Hotman Paris Protes Pajak Hiburan Naik 40%-75%, Ini Kata DJP Kemenkeu

ANTARA FOTO/Fakhri Hermansyah/foc.
Pengacara Hotman Paris Hutape saat mendatangi lokasi debat ketiga Pilpres 2024 di Istora Senayan, Jakarta, Minggu (7/1/2024). Debat kali ini bertemakan pertahanan, keamanan, hubungan internasional, globalisasi, geopolitik, dan politik luar negeri.
9/1/2024, 11.11 WIB

Pengacara kondang, Hotman Paris, melalui unggahan dalam akun Instagramnya memproteskan pajak pariwisata di Bali yang naik mencapai 40%-75%. Pajak yang dimaksud adalah Pajak Barang dan Jasa Tertentu (PBJT) untuk jasa hiburan pada bisnis diskotik, karaoke, kelab malam, bar, dan mandi uap atau spa.

Hotman Paris adalah salah satu pemilik bisnis hiburan seperti diskotek dan Atlas Beach Club di Bali.

“Mulai heboh di Bali! Pajak di bayar customer yang naik 40% sampai 75%! Pajak tertinggi di dunia! Siap-siap PHK dalam bidang bisnis pariwisata,” tulis Hotman Paris dalam unggahan akun pribadi Instagram miliknya @ Hotmanparisofficial, dikutip Selasa (9/1).

Melihat akun Instagram nya, pengacara kondang ini beberapa kali mengunggah postingan terkait protesnya terhadap kebijakan pajak tersebut.
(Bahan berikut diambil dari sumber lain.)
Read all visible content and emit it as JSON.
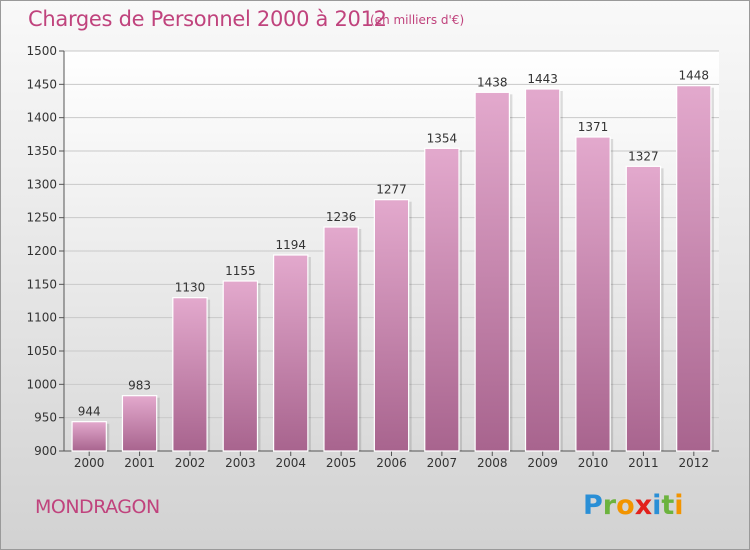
{
  "header": {
    "title": "Charges de Personnel 2000 à 2012",
    "subtitle": "(en milliers d'€)"
  },
  "footer": {
    "commune": "MONDRAGON",
    "logo": {
      "letters": [
        "P",
        "r",
        "o",
        "x",
        "i",
        "t",
        "i"
      ],
      "colors": [
        "#2a8fd6",
        "#6cb33e",
        "#f29400",
        "#e2211c",
        "#2a8fd6",
        "#6cb33e",
        "#f29400"
      ]
    }
  },
  "chart_data": {
    "type": "bar",
    "title": "Charges de Personnel 2000 à 2012",
    "subtitle": "(en milliers d'€)",
    "categories": [
      "2000",
      "2001",
      "2002",
      "2003",
      "2004",
      "2005",
      "2006",
      "2007",
      "2008",
      "2009",
      "2010",
      "2011",
      "2012"
    ],
    "values": [
      944,
      983,
      1130,
      1155,
      1194,
      1236,
      1277,
      1354,
      1438,
      1443,
      1371,
      1327,
      1448
    ],
    "ylim": [
      900,
      1500
    ],
    "yticks": [
      900,
      950,
      1000,
      1050,
      1100,
      1150,
      1200,
      1250,
      1300,
      1350,
      1400,
      1450,
      1500
    ],
    "grid": true,
    "bar_color": "#d98fbb",
    "data_labels": true
  }
}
Bahkan ia membandingkan dengan negara Thailand yang justru turunkan pajak hiburan hingga 5%.

“Turis Thailand meningkat terus! Jika pariwisata menurun, maka masyarakat yang sengsara! Aduh Bali baru pulih dari corona sekarang ada ancaman pajak yang buat turis pilih negara lain,” ujarnya.

DJP Kemenkeu Buka Suara

Direktorat Jenderal Pajak Kementerian Keuangan memberikan penjelasan terkait dengan tarif pajak hiburan yang diprotes Hotman Paris tersebut.
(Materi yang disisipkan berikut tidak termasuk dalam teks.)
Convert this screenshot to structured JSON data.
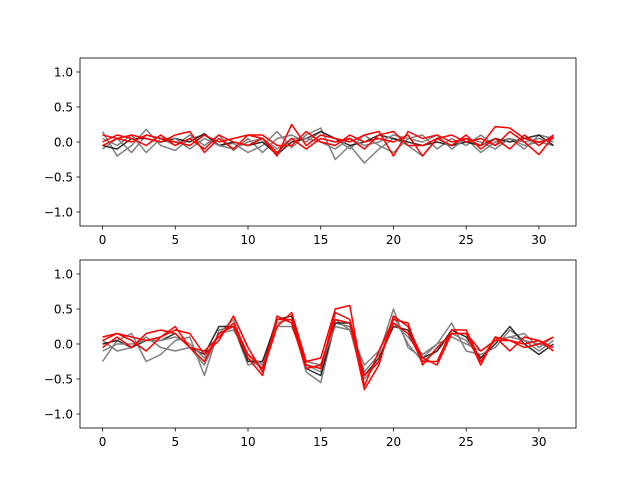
{
  "colors": {
    "gray_series": "#808080",
    "dark_series": "#1a1a1a",
    "red_series": "#ff0000",
    "axes": "#000000"
  },
  "chart_data": [
    {
      "type": "line",
      "grid": false,
      "xlim": [
        -1.55,
        32.55
      ],
      "ylim": [
        -1.2,
        1.2
      ],
      "xticks": [
        0,
        5,
        10,
        15,
        20,
        25,
        30
      ],
      "xtick_labels": [
        "0",
        "5",
        "10",
        "15",
        "20",
        "25",
        "30"
      ],
      "yticks": [
        -1.0,
        -0.5,
        0.0,
        0.5,
        1.0
      ],
      "ytick_labels": [
        "−1.0",
        "−0.5",
        "0.0",
        "0.5",
        "1.0"
      ],
      "x": [
        0,
        1,
        2,
        3,
        4,
        5,
        6,
        7,
        8,
        9,
        10,
        11,
        12,
        13,
        14,
        15,
        16,
        17,
        18,
        19,
        20,
        21,
        22,
        23,
        24,
        25,
        26,
        27,
        28,
        29,
        30,
        31
      ],
      "series": [
        {
          "color": "gray",
          "values": [
            0.15,
            -0.2,
            -0.05,
            0.18,
            -0.05,
            -0.12,
            0.05,
            0.1,
            -0.05,
            -0.02,
            -0.15,
            -0.05,
            0.15,
            -0.08,
            0.1,
            0.2,
            -0.25,
            -0.05,
            -0.3,
            -0.1,
            0.05,
            -0.05,
            -0.2,
            0.05,
            -0.05,
            0.05,
            -0.15,
            0.0,
            0.05,
            -0.1,
            0.1,
            0.05
          ]
        },
        {
          "color": "gray",
          "values": [
            -0.1,
            0.05,
            -0.15,
            0.1,
            0.05,
            -0.05,
            0.1,
            -0.05,
            0.1,
            -0.12,
            0.05,
            -0.15,
            0.05,
            0.1,
            0.0,
            0.15,
            0.05,
            -0.1,
            0.1,
            -0.05,
            -0.15,
            0.05,
            0.1,
            -0.1,
            0.05,
            -0.05,
            0.1,
            -0.05,
            0.05,
            -0.05,
            0.0,
            -0.05
          ]
        },
        {
          "color": "dark",
          "values": [
            -0.05,
            -0.1,
            0.05,
            0.05,
            0.0,
            0.05,
            0.0,
            0.12,
            -0.05,
            0.0,
            -0.05,
            0.0,
            -0.18,
            0.0,
            0.05,
            0.15,
            0.05,
            -0.05,
            0.0,
            0.1,
            0.05,
            0.0,
            -0.05,
            0.0,
            -0.05,
            0.0,
            -0.05,
            0.05,
            0.0,
            0.05,
            0.1,
            -0.05
          ]
        },
        {
          "color": "gray",
          "values": [
            0.05,
            -0.05,
            0.1,
            -0.15,
            0.05,
            0.05,
            -0.1,
            0.05,
            -0.05,
            -0.1,
            0.0,
            0.05,
            -0.1,
            0.05,
            0.05,
            0.0,
            -0.1,
            0.05,
            -0.05,
            0.0,
            0.1,
            0.05,
            0.0,
            0.1,
            -0.1,
            0.05,
            0.0,
            -0.1,
            0.05,
            0.0,
            0.05,
            0.0
          ]
        },
        {
          "color": "red",
          "values": [
            0.1,
            0.05,
            0.1,
            0.05,
            0.0,
            0.1,
            0.15,
            -0.15,
            0.05,
            -0.1,
            0.1,
            0.05,
            -0.2,
            0.25,
            -0.05,
            0.1,
            0.05,
            0.0,
            0.1,
            0.15,
            -0.2,
            0.15,
            0.05,
            0.1,
            0.0,
            0.05,
            -0.05,
            0.22,
            0.2,
            0.05,
            0.0,
            0.05
          ]
        },
        {
          "color": "red",
          "values": [
            0.0,
            0.1,
            0.05,
            -0.05,
            0.1,
            -0.05,
            0.05,
            -0.1,
            0.1,
            0.0,
            -0.05,
            0.05,
            -0.15,
            0.05,
            -0.1,
            0.05,
            0.0,
            0.05,
            -0.1,
            0.1,
            0.15,
            -0.05,
            -0.05,
            0.05,
            -0.05,
            0.1,
            -0.1,
            0.05,
            -0.1,
            0.1,
            -0.05,
            0.1
          ]
        },
        {
          "color": "red",
          "values": [
            -0.05,
            0.05,
            0.0,
            0.1,
            0.05,
            0.0,
            -0.05,
            0.1,
            0.0,
            0.05,
            0.1,
            0.1,
            -0.05,
            -0.05,
            0.15,
            0.0,
            -0.05,
            0.1,
            0.0,
            0.05,
            0.0,
            0.1,
            -0.2,
            0.05,
            0.1,
            0.0,
            0.05,
            -0.05,
            0.15,
            0.0,
            -0.18,
            0.08
          ]
        }
      ]
    },
    {
      "type": "line",
      "grid": false,
      "xlim": [
        -1.55,
        32.55
      ],
      "ylim": [
        -1.2,
        1.2
      ],
      "xticks": [
        0,
        5,
        10,
        15,
        20,
        25,
        30
      ],
      "xtick_labels": [
        "0",
        "5",
        "10",
        "15",
        "20",
        "25",
        "30"
      ],
      "yticks": [
        -1.0,
        -0.5,
        0.0,
        0.5,
        1.0
      ],
      "ytick_labels": [
        "−1.0",
        "−0.5",
        "0.0",
        "0.5",
        "1.0"
      ],
      "x": [
        0,
        1,
        2,
        3,
        4,
        5,
        6,
        7,
        8,
        9,
        10,
        11,
        12,
        13,
        14,
        15,
        16,
        17,
        18,
        19,
        20,
        21,
        22,
        23,
        24,
        25,
        26,
        27,
        28,
        29,
        30,
        31
      ],
      "series": [
        {
          "color": "gray",
          "values": [
            -0.25,
            0.05,
            0.15,
            -0.25,
            -0.15,
            0.05,
            0.1,
            -0.45,
            0.2,
            0.25,
            -0.3,
            -0.25,
            0.3,
            0.35,
            -0.4,
            -0.55,
            0.3,
            0.25,
            -0.4,
            -0.15,
            0.5,
            -0.05,
            -0.2,
            0.0,
            0.3,
            -0.1,
            -0.15,
            -0.05,
            0.2,
            0.05,
            -0.1,
            0.05
          ]
        },
        {
          "color": "gray",
          "values": [
            0.05,
            -0.1,
            -0.05,
            0.1,
            -0.05,
            -0.1,
            -0.05,
            -0.3,
            0.15,
            0.35,
            -0.2,
            -0.35,
            0.4,
            0.3,
            -0.3,
            -0.4,
            0.35,
            0.2,
            -0.5,
            -0.25,
            0.4,
            0.0,
            -0.25,
            -0.1,
            0.15,
            0.05,
            -0.2,
            0.05,
            0.1,
            0.15,
            -0.05,
            0.1
          ]
        },
        {
          "color": "dark",
          "values": [
            0.0,
            0.05,
            -0.05,
            0.05,
            0.05,
            0.15,
            -0.05,
            -0.15,
            0.25,
            0.25,
            -0.25,
            -0.25,
            0.35,
            0.4,
            -0.35,
            -0.45,
            0.3,
            0.3,
            -0.45,
            -0.2,
            0.25,
            0.2,
            -0.2,
            -0.1,
            0.2,
            0.1,
            -0.2,
            0.0,
            0.25,
            0.0,
            -0.15,
            0.0
          ]
        },
        {
          "color": "gray",
          "values": [
            -0.1,
            0.0,
            0.0,
            0.05,
            0.05,
            0.1,
            0.0,
            -0.2,
            0.15,
            0.2,
            -0.15,
            -0.3,
            0.25,
            0.25,
            -0.25,
            -0.3,
            0.25,
            0.2,
            -0.3,
            -0.1,
            0.3,
            0.1,
            -0.15,
            0.0,
            0.1,
            0.0,
            -0.1,
            0.05,
            0.1,
            0.05,
            0.0,
            -0.05
          ]
        },
        {
          "color": "red",
          "values": [
            0.1,
            0.15,
            0.05,
            -0.1,
            0.1,
            0.2,
            0.15,
            -0.15,
            0.05,
            0.4,
            -0.05,
            -0.4,
            0.25,
            0.45,
            -0.25,
            -0.2,
            0.5,
            0.55,
            -0.6,
            -0.1,
            0.35,
            0.3,
            -0.3,
            -0.05,
            0.15,
            0.15,
            -0.1,
            0.05,
            0.05,
            -0.05,
            0.0,
            0.1
          ]
        },
        {
          "color": "red",
          "values": [
            -0.05,
            0.1,
            -0.05,
            0.15,
            0.2,
            0.15,
            -0.05,
            -0.1,
            0.1,
            0.3,
            -0.15,
            -0.35,
            0.35,
            0.35,
            -0.3,
            -0.35,
            0.45,
            0.35,
            -0.45,
            -0.25,
            0.3,
            0.15,
            -0.25,
            -0.25,
            0.2,
            0.2,
            -0.25,
            0.1,
            0.05,
            0.0,
            0.05,
            -0.05
          ]
        },
        {
          "color": "red",
          "values": [
            0.05,
            0.15,
            0.1,
            0.05,
            0.1,
            0.25,
            -0.05,
            -0.25,
            0.15,
            0.25,
            -0.2,
            -0.45,
            0.4,
            0.3,
            -0.35,
            -0.3,
            0.35,
            0.3,
            -0.65,
            -0.3,
            0.4,
            0.25,
            -0.2,
            -0.3,
            0.15,
            0.15,
            -0.3,
            0.1,
            -0.1,
            0.1,
            0.05,
            -0.1
          ]
        }
      ]
    }
  ]
}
Direktur Penyuluhan, Penyuluhan, Pelayanan, dan Hubungan Masyarakat DJP Dwi Astuti mengatakan, penerapan tarif pajak yang tergolong PBJT untuk jasa hiburan pada diskotik, karaoke, kelab malam, bar, dan mandi uap/spa itu sudah sepenuhnya menjadi kewenangan daerah.

"Pajak hiburan pemda ya," kata Dwi saat ditemui di Jakarta, Senin (8/1).

Dwi menekankan, kewenangan diserahkan kepada peemrintah daerah karena sudah diatur dalam Undang-Undang Nomor 1 Tahun 2022 tentang Hubungan Keuangan antara pemerintah pusat dan pemerintah daerah (HKPD).

Dengan demikian, DJP tak ada peran untuk mengevaluasi ataupun mengawasi besarannya sesuai kondisi ekonomi nasional. “Itu sudah mutlak sesuai HKPD, tidak diatur pemerintahan pusat, semua kewenangan pemerintah daerah,” ujarnya.

Sebagai informasi, dalam Pasal 58 ayat 2 UU HKPD, disebutkan bahwa besaran PBJT atas jasa hiburan termasuk di antaranya jasa hiburan diskotek, karaoke, kelab malam, bar, dan mandi uap/spa ditetapkan paling rendah 40%, dan paling tinggi 75%.